Karl August Varnhagen von Ense: Wird man durch schlechte Bücher verdorben?


Eine der stärksten Anziehungen hatte ich (in Hamburg um 1795) ganz in der Nähe, auf dem Nikolaikirchhofe. Hier war ein Nebeneingang zur Kirche, der an Wochentagen immer geschlossen war; aber ein geräumiger Vorplatz stand offen, denn hier, nach der eifrigen Weise der Hamburger, Raum zu ersparen und zu benutzen, hatte sich eine Leihbibliothek eingemietet, für eine mäßige Abfindung mit dem Küster war diese Gunst harmlos nachgesehen worden. Da befand sich denn ausgestellt, was nur mein Herz begehrte, Ritter- und Geistergeschichten, Räuberromane, Liebesabenteuer, Robinsone und Wundermärchen aller Art. Ich hatte daheim Bücher genug und las viel und gern darin, aber solcher Bücher wie die bezeichneten fehlten mir ganz und gar. Ich konnte der Versuchung nicht widerstehen und verschaffte mir den erwünschten, und leider auch verbotenen Genuß! Denn hatte mein Vater auch nicht den ihm fast undenkbaren Falln ausdrücklich untersagt, so wußte ich doch zu gut, daß er eine solche Leserei nicht gestatten würde. Ich las also heimlich, mit allem Eifer und aller Spannung eines jugendlichen Sinnes, und fühlte mich glücklich in dem phantastischen Leben, das neben dem wirklichen so zauberisch mir aufstieg. Ich gewann, dazu schon alt genug mich dünkend, die Eindrücke meiner Kindheit wieder, der schönen Zeiten, wo ich täglich das Theater besuchte und gleichgültig den armen Tag hinnahm, weil der Abend mich unfehlbar zu den Schätzen der Einbildungskraft entführte.

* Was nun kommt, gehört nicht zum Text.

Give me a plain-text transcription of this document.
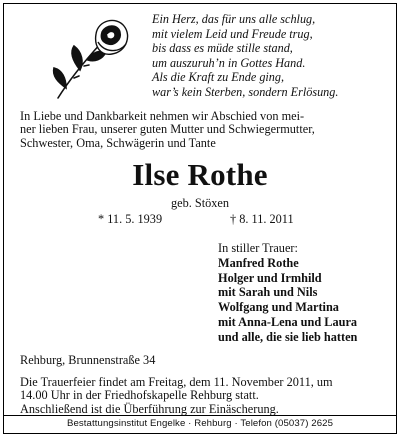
Ein Herz, das für uns alle schlug,
mit vielem Leid und Freude trug,
bis dass es müde stille stand,
um auszuruh’n in Gottes Hand.
Als die Kraft zu Ende ging,
war’s kein Sterben, sondern Erlösung.
In Liebe und Dankbarkeit nehmen wir Abschied von mei-
ner lieben Frau, unserer guten Mutter und Schwiegermutter,
Schwester, Oma, Schwägerin und Tante
Ilse Rothe
geb. Stöxen
* 11. 5. 1939	† 8. 11. 2011
In stiller Trauer:
Manfred Rothe
Holger und Irmhild
mit Sarah und Nils
Wolfgang und Martina
mit Anna-Lena und Laura
und alle, die sie lieb hatten
Rehburg, Brunnenstraße 34
Die Trauerfeier findet am Freitag, dem 11. November 2011, um
14.00 Uhr in der Friedhofskapelle Rehburg statt.
Anschließend ist die Überführung zur Einäscherung.
Bestattungsinstitut Engelke · Rehburg · Telefon (05037) 2625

War eine Geschichte abgebrochen, etwa der zweite Teil nicht vorrätig, so empfand ich die lebhafteste Unruhe und konnte mich gar nicht zufrieden geben, als mein Lesen wirklich zum Schlusse kam, bevor ich den einiger angefangenen Romane erlangt hatte! Noch lange nachher hafteten die Titel verdrießlich mahnend in meinem Gedächtnis, und das Unglück wollte, daß sie sonst mir nie mehr vorkamen, denn höherstehende Leihbibliotheken hielten schon auf bessere Auswahl. Erst zwanzig Jahre später, in Böhmen, wo durch Zufall solcher Schund noch unverzehrt lag, konnte ich dem unvergessenen Anfang eines solchen Buches den unbekannten Schluß endlich anreihen, und ich gestehe, daß ich mir diese Genugtuung nicht versagte. Hier konnt' ich denn einsehen, welch zauberische Macht die Phantasie ist; sie verwandelt das Gemeinste in Kostbarkeiten; die meinige hatte aus erbärmlichsten Stoffe ihre Nahrunggezogen; daß aber schwarze Kühe auch weiße Milch geben, ist ein guter Spruch. Wirklich kann ich nicht sagen, daß diese wüste Leserei, welche nach einem Vierteljahr mit ihrer Entdeckung endete, mit im geringsten geschadet hätte; ich erkannte das Schlechte nicht als solches und verzehrte, umgekehrt von Tischbein's Esel, der die Ananas für Distel frißt, die für Ananas. Aus eigener Erfahrung muß ich Rousseau'n beistimmen, daß, wer durch schlechte Bücher verdorben wird, schon vorher verdorben war. Mein Fleiß im Lernen hatte durchaus nicht gelitten, im Gegenteil ging mir alles leichter von der Hand, weil ich stets ein Vergnügen in Aussicht hatte und im Bewußtsein, hierbei doch Tadel zu verdienen, nicht auch in anderer Beziehung mit Vorwürfe häufen wollte.